Weather Data Source: weather Los Angeles 30 days

News Summary

A recent report shows that 19% of homes in California are now owned by investors, with regions like Sierra County seeing rates as high as 83%. Despite California’s high-profile housing market, it ranks below the national average for investor-owned homes. With escalating home prices and mortgage rates, traditional homebuyers are increasingly at a disadvantage, making it easier for investors to expand their portfolios. The ongoing housing shortage continues to complicate the landscape, raising concerns about future affordability.


California is experiencing a significant trend of investor ownership in housing, with new data revealing that 19% of homes are owned by investors. This figure is notably higher in certain mountain regions, where such ownership can reach up to 83%, particularly in Sierra County. In contrast, coastal areas like Ventura County exhibit the lowest rate of investor ownership within the state, at just 14%.

A deeper examination of the data indicates that there are seven counties in California where more than 50% of homes are owned by investors. These counties include Sierra, Trinity, Mono, Alpine, Plumas, Modoc, and Calaveras. Major urban areas, such as Los Angeles, San Francisco, San Diego, and Orange, report lower rates of investor ownership, generally ranging between 15% and 16%.

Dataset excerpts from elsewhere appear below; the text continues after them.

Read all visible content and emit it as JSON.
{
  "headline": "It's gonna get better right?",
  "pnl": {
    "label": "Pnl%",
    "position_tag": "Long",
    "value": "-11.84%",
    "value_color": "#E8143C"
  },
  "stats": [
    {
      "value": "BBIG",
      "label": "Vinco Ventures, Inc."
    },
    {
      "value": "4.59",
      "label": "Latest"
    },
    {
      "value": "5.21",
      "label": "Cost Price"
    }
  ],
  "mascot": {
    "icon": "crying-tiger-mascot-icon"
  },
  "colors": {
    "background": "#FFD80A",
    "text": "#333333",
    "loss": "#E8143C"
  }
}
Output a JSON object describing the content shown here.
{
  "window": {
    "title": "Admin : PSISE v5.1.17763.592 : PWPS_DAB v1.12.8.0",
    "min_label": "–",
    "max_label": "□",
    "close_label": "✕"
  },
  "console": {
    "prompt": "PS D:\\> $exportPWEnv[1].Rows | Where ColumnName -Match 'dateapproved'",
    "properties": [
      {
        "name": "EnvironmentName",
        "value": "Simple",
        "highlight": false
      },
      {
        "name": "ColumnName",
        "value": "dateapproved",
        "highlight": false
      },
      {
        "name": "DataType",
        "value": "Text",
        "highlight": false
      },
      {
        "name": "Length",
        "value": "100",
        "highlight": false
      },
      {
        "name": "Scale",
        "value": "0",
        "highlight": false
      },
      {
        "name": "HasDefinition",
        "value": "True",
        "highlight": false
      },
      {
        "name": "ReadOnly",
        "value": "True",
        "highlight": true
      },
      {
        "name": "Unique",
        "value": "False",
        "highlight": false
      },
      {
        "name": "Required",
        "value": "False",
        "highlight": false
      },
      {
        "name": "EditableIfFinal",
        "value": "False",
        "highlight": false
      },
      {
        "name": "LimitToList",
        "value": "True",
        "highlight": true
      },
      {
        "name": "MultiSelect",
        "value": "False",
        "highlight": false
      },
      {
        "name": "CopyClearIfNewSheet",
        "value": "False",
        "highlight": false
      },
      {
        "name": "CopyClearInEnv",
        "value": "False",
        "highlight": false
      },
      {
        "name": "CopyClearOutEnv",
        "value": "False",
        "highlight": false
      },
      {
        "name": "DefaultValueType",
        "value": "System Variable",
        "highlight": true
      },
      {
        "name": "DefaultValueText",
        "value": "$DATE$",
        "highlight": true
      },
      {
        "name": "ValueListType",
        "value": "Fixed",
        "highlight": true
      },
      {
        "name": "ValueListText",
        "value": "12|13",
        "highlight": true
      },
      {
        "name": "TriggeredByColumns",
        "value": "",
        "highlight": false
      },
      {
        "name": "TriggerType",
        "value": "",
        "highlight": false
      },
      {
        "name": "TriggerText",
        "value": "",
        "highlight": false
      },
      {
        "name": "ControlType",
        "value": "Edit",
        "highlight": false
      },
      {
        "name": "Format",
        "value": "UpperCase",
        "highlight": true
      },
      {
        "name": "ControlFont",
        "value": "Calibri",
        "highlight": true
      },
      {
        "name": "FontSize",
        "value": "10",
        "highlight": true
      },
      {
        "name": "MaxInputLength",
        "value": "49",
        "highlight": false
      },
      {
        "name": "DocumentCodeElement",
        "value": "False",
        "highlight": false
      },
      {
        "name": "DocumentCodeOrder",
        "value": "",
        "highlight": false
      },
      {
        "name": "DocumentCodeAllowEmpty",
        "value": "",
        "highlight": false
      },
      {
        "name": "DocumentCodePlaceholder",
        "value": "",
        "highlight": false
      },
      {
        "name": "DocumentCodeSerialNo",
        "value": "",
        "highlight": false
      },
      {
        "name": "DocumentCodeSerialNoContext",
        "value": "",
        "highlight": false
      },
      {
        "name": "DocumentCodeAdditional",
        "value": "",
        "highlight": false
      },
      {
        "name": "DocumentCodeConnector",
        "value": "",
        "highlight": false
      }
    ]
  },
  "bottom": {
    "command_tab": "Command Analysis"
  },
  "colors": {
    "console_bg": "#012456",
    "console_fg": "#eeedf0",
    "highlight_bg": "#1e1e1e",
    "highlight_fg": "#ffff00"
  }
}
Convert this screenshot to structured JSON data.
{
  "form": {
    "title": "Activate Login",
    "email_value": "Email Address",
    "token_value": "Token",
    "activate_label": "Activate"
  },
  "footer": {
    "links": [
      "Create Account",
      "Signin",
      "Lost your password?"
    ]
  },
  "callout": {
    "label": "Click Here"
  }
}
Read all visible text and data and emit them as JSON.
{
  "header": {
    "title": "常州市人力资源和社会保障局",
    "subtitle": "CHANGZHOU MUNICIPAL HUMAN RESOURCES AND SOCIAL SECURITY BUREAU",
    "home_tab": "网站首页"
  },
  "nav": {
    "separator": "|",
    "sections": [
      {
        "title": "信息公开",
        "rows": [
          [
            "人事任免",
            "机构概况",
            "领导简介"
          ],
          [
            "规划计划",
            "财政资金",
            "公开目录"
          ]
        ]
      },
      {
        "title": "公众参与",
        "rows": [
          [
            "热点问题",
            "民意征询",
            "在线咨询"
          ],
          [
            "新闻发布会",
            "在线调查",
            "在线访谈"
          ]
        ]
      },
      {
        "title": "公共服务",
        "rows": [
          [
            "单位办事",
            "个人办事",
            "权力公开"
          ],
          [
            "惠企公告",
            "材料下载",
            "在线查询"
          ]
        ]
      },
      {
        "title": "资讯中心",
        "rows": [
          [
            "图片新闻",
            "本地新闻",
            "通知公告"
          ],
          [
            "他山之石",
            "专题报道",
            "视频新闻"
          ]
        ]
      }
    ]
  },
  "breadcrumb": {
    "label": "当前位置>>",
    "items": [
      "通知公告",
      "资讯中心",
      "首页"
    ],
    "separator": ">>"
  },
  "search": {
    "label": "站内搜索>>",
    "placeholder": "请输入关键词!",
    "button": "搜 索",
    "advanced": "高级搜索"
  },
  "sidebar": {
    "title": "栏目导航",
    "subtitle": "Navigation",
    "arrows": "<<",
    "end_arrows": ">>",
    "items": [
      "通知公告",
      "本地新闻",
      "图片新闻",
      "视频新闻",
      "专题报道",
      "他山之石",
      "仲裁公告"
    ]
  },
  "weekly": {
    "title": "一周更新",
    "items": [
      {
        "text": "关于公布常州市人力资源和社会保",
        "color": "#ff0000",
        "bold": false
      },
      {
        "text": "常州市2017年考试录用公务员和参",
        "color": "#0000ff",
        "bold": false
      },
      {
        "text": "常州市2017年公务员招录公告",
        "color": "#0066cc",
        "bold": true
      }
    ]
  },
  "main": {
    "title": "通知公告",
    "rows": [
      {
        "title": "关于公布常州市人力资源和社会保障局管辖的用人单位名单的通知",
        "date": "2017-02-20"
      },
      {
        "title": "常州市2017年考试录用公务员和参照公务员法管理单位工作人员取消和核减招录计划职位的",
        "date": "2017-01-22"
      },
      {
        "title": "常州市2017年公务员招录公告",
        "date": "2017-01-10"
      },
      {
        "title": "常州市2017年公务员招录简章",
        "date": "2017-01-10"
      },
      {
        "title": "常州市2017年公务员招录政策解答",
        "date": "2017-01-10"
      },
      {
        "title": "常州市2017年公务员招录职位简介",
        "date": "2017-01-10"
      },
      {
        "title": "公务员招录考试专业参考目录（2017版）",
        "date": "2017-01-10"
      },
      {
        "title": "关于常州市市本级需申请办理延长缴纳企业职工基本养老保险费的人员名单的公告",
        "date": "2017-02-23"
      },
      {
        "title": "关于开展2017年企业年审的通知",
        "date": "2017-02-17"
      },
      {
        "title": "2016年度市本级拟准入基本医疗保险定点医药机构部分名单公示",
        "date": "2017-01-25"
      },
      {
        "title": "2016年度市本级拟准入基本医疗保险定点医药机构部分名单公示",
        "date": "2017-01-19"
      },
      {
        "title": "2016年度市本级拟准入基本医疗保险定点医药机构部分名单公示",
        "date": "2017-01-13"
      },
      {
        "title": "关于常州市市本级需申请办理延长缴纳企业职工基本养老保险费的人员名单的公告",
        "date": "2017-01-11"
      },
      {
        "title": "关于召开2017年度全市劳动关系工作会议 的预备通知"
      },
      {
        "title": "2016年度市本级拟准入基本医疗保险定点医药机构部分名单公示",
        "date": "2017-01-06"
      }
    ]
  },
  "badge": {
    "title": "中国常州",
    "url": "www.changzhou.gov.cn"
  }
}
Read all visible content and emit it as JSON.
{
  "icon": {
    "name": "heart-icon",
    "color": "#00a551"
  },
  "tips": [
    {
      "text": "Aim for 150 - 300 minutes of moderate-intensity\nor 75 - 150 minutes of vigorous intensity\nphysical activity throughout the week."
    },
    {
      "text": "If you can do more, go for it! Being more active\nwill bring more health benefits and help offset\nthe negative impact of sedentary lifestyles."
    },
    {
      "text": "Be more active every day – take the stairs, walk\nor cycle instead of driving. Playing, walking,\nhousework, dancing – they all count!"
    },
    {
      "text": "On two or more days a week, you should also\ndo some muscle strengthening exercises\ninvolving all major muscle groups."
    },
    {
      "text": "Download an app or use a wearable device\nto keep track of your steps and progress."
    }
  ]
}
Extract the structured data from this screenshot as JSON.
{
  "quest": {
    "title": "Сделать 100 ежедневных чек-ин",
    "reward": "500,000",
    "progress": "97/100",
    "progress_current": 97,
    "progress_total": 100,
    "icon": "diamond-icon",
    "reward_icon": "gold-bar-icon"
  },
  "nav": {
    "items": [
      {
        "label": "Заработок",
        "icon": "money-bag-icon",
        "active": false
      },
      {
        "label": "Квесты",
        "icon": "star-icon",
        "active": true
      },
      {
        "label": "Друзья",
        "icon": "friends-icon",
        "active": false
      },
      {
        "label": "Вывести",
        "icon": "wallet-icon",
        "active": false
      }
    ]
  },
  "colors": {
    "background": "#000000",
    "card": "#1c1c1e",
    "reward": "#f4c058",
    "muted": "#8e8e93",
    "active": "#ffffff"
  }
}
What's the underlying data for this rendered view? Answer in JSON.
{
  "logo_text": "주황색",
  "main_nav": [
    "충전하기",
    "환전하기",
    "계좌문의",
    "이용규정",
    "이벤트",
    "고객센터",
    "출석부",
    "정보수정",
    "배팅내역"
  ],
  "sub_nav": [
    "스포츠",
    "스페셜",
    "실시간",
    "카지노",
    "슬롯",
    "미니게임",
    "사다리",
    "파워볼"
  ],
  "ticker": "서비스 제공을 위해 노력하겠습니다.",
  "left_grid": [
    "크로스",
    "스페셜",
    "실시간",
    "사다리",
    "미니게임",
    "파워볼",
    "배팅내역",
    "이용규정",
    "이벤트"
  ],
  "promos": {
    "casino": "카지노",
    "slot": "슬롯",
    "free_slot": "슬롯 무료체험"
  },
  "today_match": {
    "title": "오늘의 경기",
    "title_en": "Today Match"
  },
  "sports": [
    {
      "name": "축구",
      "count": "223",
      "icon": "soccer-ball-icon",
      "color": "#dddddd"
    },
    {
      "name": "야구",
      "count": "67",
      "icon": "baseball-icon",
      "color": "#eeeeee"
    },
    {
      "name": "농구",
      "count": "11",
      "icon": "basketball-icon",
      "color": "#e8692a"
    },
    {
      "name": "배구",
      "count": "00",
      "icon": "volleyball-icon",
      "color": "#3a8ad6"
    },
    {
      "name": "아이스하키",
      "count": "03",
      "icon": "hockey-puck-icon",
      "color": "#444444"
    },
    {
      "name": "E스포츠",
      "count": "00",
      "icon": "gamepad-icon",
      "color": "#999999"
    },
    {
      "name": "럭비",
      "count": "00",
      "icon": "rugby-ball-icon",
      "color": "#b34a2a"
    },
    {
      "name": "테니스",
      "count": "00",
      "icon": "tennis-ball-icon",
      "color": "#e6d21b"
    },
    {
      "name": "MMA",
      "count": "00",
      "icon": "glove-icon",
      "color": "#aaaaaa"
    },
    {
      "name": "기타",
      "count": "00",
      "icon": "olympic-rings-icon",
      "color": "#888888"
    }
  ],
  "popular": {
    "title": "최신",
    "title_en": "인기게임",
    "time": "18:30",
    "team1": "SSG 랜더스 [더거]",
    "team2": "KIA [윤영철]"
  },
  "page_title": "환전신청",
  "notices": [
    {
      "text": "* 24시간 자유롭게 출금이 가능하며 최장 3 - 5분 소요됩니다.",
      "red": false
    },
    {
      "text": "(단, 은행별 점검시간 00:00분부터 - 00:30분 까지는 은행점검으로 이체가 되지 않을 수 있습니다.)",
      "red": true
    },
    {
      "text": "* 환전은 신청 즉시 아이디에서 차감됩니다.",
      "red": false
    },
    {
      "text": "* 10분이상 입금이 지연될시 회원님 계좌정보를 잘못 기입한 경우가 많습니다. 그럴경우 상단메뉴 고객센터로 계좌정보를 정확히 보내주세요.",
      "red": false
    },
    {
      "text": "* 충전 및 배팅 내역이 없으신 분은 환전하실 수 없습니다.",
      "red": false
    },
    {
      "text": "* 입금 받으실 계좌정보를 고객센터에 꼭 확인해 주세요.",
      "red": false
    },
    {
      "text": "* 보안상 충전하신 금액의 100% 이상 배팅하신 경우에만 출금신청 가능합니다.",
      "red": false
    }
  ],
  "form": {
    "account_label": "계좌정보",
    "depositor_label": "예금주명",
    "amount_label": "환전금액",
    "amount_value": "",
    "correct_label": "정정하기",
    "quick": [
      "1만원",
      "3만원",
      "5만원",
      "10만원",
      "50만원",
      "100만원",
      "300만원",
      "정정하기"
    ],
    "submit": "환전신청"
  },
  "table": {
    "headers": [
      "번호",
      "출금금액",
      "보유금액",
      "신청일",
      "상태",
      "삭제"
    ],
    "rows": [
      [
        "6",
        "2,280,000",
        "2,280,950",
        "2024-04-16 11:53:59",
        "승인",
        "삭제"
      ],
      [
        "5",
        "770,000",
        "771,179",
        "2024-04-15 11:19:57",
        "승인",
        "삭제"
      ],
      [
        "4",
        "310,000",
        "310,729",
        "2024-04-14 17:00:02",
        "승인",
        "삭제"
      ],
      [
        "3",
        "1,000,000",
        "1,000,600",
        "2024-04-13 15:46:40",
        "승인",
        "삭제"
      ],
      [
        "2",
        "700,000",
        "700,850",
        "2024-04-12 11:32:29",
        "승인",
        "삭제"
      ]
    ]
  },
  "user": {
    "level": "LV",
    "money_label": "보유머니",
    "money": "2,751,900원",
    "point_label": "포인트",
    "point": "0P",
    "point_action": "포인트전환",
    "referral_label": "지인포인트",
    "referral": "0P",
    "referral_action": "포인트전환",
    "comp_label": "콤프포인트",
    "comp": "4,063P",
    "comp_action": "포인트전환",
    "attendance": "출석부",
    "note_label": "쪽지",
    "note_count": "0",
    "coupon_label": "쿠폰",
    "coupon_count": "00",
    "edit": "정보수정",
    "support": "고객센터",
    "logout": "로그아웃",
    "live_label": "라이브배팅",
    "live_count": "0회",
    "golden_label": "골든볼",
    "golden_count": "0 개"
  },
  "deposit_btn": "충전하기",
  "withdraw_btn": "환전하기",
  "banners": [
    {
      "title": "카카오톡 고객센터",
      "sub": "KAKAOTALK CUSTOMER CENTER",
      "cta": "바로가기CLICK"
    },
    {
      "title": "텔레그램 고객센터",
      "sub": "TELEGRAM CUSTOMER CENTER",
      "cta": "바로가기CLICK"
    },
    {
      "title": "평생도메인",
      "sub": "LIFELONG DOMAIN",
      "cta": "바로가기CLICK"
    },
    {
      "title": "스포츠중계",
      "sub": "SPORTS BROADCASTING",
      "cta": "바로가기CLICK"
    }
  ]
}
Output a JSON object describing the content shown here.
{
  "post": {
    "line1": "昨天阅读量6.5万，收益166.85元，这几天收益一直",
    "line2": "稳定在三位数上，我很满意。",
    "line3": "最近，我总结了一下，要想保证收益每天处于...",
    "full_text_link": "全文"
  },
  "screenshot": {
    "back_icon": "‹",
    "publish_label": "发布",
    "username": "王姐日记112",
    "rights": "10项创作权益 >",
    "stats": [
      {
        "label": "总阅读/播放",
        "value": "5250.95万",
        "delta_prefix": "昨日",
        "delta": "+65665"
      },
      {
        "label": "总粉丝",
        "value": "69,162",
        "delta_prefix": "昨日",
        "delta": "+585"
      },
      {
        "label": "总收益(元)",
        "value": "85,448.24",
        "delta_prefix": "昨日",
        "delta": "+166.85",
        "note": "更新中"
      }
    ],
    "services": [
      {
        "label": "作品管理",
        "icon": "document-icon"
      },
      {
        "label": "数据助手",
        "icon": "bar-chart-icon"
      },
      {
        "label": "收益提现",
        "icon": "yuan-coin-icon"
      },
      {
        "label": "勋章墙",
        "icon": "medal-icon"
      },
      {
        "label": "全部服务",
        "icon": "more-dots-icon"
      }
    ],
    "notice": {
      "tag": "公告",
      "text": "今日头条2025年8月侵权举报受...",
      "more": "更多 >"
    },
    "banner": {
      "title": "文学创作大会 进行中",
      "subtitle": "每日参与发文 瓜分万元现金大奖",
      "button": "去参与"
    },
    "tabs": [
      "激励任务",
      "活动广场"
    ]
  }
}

Despite California’s high profile as a housing market, the state ranks only 36th among all states for the percentage of investor-owned homes, which is below the national average of 20%. This underlines the complex dynamics within California’s real estate market. Contributing to these trends is the ongoing acute housing shortage in the state. Over the past six years, home prices have surged by 50%, positioning California as one of the most expensive housing markets in the nation.

According to the US Chamber of Commerce, the nation faces a shortage of approximately 4.5 million homes, exacerbating the housing crisis. In the first quarter of 2025, investor-owned homes comprised 26.8% of all residential property sales in the United States, marking the highest level seen in five years. This increase illustrates a growing trend where rising homeownership costs are posing barriers for traditional homebuyers, effectively pushing more properties into the hands of investors.

The economic landscape for homebuyers has become more challenging, particularly following a significant hike in mortgage rates in 2022, which has recently doubled. The resulting decrease in buyer activity has created a more favorable environment for investors, allowing them to capture larger portions of the market. However, while investors are often credited with providing necessary liquidity to tight housing markets, there are concerns that this influx may further inflate home prices rather than promote affordability.

In states with heavy tourism, such as Hawaii and Alaska, investor-owned homes account for a larger share—40% and 35%, respectively. On the other hand, more affordable states, such as Arkansas and West Virginia, have reported around 30% of homes being investor-owned.

By sheer numbers, California ranks second in the country for the total number of investor-owned homes, with approximately 1.45 million properties falling into this category. Texas leads with 1.66 million investor-owned homes, while Florida comes in third place with about 1.21 million. Furthermore, the majority of investor-owned homes in California, about 85%, are owned by individuals or entities with only one to five properties, indicating that a substantial portion of these homes is held by small investors. An additional 5% of investor-owned homes are held by those with portfolios ranging from six to ten properties, suggesting that 90% of these homes are managed by relatively small-scale investors.

Despite the lower share of investor ownership compared to other states, California has seen a notable growth in investor portfolios, with an increase of 143,747 homes since 2020. However, returns on investment properties in the state are considered low, with price appreciation ranked No. 41 nationwide. This data suggests that while investors are active in the market, the profitability of such investments is less favorable compared to other regions, adding yet another layer of complexity to California’s housing situation.